• Aucun résultat trouvé

Morphologie de la face des hominidés

D.2 Morphologie de la face et de la mandibule

D.2.1 Morphologie de la face

D.2.1.2 Morphologie de la face des hominidés

Matériel

L’échantillon est composé de 129 spécimens d’hominidés actuels. Il inclut 58 spécimens d’Homo sapiens, 29 spécimens de Pan troglodytes, 27 spécimens de Gorilla gorilla et 15 spécimens de Pongo pygmaeus.

Objectif

L’objectif de cette étude est de décrire les variations de conformation des structures faciales, au sein d’un échantillon d’individus appartenant aux quatre genres d’hominidés actuels (Homo, Pan, Gorilla et Pongo).

Résultats

Sur l’ACP des coordonnées Procrustes des points repères représentant la morphologie de la face chez les hominidés (Figure 10), les composantes principales 1 et 2 représentent respectivement 64,3% et 6,0% de la variance totale (Figure 14). Sur la première composante principale, les humains modernes (valeurs les plus faibles) se distinguent des autres grands singes : Pan troglodytes, Gorilla gorilla et Pongo pygmaeus (valeurs les plus fortes). Cette distinction explique en grande partie le pourcentage de variance important porté par le premier axe. La seconde composante principale sépare principalement un groupe formé par Pan et Pongo d’un groupe formé uniquement par les individus appartenant au genre Gorilla. Les humains modernes occupent une place intermédiaire sur cet axe. La répartition d’Homo sur l’axe 2 de l’ACP se superpose largement à celles des deux autres groupes (Pan-Pongo pour les valeurs faibles et Gorilla pour les valeurs les plus élevées).

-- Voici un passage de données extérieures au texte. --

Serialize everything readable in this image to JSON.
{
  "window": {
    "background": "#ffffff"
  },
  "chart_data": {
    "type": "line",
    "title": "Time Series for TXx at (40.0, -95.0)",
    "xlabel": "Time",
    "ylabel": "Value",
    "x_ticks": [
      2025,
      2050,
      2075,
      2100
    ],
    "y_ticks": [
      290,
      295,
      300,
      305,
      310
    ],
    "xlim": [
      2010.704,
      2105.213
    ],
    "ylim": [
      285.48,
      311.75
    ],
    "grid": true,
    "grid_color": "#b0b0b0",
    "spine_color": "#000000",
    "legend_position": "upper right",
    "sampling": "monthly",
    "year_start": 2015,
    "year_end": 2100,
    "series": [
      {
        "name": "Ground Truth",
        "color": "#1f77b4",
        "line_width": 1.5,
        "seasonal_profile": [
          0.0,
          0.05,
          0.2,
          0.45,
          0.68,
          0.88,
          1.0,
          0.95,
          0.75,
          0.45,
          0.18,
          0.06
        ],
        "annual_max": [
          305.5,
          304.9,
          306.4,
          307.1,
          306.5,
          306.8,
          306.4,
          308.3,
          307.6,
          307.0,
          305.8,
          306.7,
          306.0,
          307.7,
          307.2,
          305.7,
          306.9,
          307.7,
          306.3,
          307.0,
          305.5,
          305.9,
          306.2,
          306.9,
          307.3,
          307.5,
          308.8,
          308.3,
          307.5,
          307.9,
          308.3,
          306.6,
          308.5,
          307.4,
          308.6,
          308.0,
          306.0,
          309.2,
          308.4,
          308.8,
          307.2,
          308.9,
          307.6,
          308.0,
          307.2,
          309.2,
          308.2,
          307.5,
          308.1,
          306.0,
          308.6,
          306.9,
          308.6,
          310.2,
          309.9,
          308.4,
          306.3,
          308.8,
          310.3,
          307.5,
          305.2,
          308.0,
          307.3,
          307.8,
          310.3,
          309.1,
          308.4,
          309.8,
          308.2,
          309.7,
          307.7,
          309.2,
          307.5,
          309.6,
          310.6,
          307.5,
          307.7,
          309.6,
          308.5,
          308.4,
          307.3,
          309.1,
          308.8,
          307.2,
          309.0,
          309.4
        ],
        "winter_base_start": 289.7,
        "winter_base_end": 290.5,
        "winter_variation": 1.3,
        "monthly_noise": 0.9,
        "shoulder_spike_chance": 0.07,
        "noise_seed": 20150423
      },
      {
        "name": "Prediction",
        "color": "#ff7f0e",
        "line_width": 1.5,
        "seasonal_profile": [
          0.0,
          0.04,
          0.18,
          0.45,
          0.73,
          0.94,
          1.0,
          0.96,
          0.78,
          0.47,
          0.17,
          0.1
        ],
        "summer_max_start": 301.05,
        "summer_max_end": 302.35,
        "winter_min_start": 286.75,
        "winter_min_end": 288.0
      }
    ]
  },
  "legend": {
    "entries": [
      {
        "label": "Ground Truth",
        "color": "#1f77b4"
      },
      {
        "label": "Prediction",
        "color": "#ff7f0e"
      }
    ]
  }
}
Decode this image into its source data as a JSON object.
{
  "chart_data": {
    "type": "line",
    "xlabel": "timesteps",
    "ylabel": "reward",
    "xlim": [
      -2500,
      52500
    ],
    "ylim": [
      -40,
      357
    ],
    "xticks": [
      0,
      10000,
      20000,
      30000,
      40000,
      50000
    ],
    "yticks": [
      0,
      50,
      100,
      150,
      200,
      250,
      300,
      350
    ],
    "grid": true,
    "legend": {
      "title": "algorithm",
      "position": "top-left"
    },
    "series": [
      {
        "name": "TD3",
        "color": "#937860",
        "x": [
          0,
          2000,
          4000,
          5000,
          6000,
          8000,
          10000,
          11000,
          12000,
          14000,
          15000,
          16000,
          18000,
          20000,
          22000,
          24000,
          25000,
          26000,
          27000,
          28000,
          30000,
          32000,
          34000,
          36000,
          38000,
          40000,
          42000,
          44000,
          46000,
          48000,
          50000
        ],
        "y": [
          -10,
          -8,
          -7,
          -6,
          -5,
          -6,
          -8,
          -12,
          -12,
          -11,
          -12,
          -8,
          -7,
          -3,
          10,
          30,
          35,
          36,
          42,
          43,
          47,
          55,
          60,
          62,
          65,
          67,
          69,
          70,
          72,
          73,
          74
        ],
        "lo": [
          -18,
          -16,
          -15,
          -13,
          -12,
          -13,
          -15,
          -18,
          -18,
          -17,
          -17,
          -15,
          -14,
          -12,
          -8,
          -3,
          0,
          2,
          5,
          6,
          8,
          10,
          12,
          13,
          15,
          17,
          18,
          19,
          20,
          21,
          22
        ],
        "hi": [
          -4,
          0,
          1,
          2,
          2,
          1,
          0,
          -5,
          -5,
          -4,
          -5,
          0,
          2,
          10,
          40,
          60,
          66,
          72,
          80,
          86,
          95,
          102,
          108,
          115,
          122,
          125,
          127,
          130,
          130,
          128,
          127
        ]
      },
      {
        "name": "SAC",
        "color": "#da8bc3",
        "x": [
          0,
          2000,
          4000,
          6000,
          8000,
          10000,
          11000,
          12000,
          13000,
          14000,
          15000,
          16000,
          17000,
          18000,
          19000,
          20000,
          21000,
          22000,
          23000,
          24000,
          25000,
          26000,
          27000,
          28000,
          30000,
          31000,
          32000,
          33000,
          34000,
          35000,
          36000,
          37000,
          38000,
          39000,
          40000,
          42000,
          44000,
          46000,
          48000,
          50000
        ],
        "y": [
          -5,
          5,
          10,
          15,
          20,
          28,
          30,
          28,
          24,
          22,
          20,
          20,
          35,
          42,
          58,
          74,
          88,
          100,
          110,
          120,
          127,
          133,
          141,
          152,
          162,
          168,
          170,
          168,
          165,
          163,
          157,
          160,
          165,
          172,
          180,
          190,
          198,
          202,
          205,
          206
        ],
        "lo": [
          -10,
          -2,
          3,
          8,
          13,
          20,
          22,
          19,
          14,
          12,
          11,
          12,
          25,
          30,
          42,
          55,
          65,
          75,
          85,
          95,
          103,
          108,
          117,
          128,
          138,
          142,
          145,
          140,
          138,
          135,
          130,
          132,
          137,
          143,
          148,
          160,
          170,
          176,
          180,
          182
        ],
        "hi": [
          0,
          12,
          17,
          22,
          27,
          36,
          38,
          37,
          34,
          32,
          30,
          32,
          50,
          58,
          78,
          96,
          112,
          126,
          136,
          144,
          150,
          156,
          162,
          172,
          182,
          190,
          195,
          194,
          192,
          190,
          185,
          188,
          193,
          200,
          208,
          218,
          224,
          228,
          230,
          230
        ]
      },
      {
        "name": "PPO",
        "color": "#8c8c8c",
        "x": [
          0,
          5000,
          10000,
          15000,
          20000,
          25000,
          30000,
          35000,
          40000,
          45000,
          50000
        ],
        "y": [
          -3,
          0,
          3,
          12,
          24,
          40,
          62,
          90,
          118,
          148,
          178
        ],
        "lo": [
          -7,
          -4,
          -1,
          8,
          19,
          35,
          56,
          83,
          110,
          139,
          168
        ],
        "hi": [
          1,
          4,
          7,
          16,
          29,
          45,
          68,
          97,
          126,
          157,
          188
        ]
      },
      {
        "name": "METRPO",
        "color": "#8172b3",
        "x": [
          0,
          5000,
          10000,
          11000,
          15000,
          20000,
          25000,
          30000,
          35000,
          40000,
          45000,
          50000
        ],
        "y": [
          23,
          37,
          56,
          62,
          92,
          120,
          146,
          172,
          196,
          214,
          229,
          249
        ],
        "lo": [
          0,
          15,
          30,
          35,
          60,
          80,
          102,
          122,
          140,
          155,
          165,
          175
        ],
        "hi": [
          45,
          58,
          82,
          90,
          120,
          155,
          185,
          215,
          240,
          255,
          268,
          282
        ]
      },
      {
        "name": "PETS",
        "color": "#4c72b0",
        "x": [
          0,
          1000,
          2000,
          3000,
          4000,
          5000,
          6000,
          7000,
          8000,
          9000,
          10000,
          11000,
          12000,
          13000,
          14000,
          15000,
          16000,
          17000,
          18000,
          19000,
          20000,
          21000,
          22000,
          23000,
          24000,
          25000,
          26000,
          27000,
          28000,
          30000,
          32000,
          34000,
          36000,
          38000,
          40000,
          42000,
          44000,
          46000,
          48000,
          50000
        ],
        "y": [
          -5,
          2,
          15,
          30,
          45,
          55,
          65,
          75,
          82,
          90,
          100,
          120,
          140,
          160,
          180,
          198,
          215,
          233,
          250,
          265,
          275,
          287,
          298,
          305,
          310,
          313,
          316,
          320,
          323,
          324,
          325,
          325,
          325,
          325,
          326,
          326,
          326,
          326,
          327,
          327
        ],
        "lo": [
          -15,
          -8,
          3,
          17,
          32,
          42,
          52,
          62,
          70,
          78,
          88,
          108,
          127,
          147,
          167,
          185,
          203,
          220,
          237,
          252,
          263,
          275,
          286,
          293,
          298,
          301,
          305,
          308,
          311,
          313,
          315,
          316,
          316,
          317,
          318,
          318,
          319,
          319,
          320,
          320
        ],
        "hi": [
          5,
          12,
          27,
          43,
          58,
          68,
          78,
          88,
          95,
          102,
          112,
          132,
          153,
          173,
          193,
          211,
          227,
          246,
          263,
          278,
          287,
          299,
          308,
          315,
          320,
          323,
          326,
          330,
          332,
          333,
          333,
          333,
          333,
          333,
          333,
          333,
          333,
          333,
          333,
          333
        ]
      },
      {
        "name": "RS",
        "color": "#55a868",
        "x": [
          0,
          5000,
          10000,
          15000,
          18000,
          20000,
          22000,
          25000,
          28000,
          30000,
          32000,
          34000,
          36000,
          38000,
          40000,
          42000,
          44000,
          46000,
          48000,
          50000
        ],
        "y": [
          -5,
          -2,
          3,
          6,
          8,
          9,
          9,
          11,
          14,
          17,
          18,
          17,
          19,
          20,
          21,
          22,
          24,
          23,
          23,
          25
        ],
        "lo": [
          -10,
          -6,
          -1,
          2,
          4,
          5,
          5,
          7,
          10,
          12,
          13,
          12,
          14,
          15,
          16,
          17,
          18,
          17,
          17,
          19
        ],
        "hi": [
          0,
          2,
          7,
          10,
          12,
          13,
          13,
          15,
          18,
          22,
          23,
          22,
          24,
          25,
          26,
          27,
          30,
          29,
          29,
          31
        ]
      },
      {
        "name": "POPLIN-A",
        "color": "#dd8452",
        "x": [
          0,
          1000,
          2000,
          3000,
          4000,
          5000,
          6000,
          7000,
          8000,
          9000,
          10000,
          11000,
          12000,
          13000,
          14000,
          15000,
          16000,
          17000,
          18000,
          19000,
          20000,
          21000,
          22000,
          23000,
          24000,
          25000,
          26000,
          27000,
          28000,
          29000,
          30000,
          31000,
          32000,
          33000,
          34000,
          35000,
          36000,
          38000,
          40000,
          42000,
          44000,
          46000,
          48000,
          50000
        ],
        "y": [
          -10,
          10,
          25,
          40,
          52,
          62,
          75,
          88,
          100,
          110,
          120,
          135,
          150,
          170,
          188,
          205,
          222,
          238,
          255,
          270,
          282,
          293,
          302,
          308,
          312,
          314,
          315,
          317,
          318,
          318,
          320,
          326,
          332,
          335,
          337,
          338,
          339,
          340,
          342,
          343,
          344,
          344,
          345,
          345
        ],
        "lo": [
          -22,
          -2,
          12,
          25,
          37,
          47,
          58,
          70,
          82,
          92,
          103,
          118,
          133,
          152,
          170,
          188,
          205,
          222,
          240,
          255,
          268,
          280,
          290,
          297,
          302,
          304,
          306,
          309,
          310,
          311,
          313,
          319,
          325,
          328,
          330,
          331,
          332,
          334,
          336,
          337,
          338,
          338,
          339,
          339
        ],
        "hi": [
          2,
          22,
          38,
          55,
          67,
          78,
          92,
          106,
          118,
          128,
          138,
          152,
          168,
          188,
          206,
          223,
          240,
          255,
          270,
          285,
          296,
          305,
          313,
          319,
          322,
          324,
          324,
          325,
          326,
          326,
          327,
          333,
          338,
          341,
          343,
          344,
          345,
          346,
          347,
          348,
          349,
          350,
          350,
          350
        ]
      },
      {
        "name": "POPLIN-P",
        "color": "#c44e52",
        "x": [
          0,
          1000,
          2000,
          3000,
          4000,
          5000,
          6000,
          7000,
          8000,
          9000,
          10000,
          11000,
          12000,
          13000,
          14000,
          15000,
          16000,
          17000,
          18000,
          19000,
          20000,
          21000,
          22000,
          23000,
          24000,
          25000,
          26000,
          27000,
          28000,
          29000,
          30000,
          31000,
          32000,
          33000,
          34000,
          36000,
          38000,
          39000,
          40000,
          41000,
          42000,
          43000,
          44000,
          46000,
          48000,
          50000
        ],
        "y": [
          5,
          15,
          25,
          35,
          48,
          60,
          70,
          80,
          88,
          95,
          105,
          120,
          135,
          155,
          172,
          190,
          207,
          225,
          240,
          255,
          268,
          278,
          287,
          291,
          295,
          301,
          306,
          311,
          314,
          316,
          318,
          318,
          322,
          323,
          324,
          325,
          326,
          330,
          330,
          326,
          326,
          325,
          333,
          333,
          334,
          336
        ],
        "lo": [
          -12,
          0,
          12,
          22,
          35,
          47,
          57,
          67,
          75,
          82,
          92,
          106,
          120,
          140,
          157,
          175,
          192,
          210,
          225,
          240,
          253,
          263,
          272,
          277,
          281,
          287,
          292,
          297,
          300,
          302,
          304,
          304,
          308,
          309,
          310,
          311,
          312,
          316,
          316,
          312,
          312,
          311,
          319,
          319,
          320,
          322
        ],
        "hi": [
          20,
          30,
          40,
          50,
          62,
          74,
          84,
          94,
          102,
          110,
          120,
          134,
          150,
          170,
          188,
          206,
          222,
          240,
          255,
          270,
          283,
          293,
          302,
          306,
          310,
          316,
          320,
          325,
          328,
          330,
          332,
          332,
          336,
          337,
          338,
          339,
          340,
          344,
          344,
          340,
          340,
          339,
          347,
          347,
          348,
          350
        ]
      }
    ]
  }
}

Sur la première composante principale, quand les valeurs augmentent, la face dans son ensemble devient plus étroite (axe médio-latéral) et plus longue (axe supéro-inférieur). La partie inférieure de la face s’allonge et est projetée antérieurement, elle est donc plus prognathe. Sur l’axe 1, la taille relative des orbites et la hauteur de l’ouverture piriforme se réduisent. Enfin, le palais osseux devient plus long. Sur la deuxième composante principale, quand les valeurs sont plus importantes, la partie supérieure de la face devient moins verticale et la partie moyenne de la face est déplacée vers l’avant. Par conséquent, la face devient

moins concave. L’échancrure du jugal est plus latérale et la hauteur des orbites est réduite. Sur l’axe médio-latéral, la distance inter-orbitaire et la largeur de l’orifice piriforme sont plus importantes. Enfin, le palais devient plus long et est orienté vers le bas (klinorhynche). Les grands changements observés sur les axes 1 et 2 de l’ACP peuvent être résumés comme suit : sur l’axe 1, la face devient plus longue et plus prognathe, et sur l’axe 2, la face devient plus droite (moins concave) et le palais s’oriente vers le bas.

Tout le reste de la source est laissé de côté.